The second challenge is the therapeutic mindset of the professing church; just as we have been taught to reach for a pain pill with every ache and at the first sign of discomfort, so we have been taught to run to counseling if things go awry within us or with others, or to watch the latest therapeutic video presentation or read the latest popular therapeutic book or attend the hottest new program for making our lives and relationships better. This mindset is so embedded within much of the professing church that we may not be able to extricate ourselves from it. We instinctively turn to counselling before we turn to Christ and His Word in the community of believers, in life together.

It is the Word of Christ that must form us and heal us and transform us into His image; our goal, our aim, is not to feel better but to be more like Jesus. Are we living obedient lives to Jesus Christ? Are we submitted to the Word of God? The Biblical self-image is not that “I am special” it is that Christ is everything and that when I am in Christ that I have all that I need – and yes, He has especially made me (Psalms 139), but let me not be deceived about who I am outside of Christ, outside of Him I am the greatest sinner who ever lived. I am not called to be preoccupied with myself, I am called to love God and others and to lay my life down for Christ and my brothers and sisters.  

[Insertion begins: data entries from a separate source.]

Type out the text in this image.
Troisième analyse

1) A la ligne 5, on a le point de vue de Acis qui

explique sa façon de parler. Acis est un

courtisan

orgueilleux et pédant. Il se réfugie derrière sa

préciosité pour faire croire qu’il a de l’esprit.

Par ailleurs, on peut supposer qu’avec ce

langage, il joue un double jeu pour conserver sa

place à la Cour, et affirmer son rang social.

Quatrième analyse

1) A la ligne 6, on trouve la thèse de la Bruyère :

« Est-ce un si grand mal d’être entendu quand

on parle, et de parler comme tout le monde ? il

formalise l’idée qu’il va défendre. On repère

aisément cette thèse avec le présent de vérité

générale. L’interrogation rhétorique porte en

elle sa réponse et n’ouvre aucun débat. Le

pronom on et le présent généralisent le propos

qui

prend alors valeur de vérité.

In my own service to others in pastoral work, when I learned to ask, “Where is the lordship of Jesus Christ in your marriage?” things took on an entirely different perspective with husbands and wives in marital difficulty. Then there could be confession of sin, then there could be healing, then Jesus was Lord and He was bigger than the marriage – and not only could the husband and the wife repent and confess, but the marriage could repent and confess. Yes, I could still coach them in communicating and decision-making and in other areas of marriage, but that was secondary, the lordship of Jesus Christ was first and that meant confession.


Just as there are healing properties in our physical bodies, so are there healing properties within the Body of Christ, in life together; learning to confess our sins one to another and praying for one another that we may be healed (James 5:16) presents us with an image of those properties in action. A healthy body is a body in which the parts are in balance and relationship, one in which every part, every element, is fulfilling its God-designed purpose. Can we not see that this is who we are as God’s people? (Ephesians Chapter 4).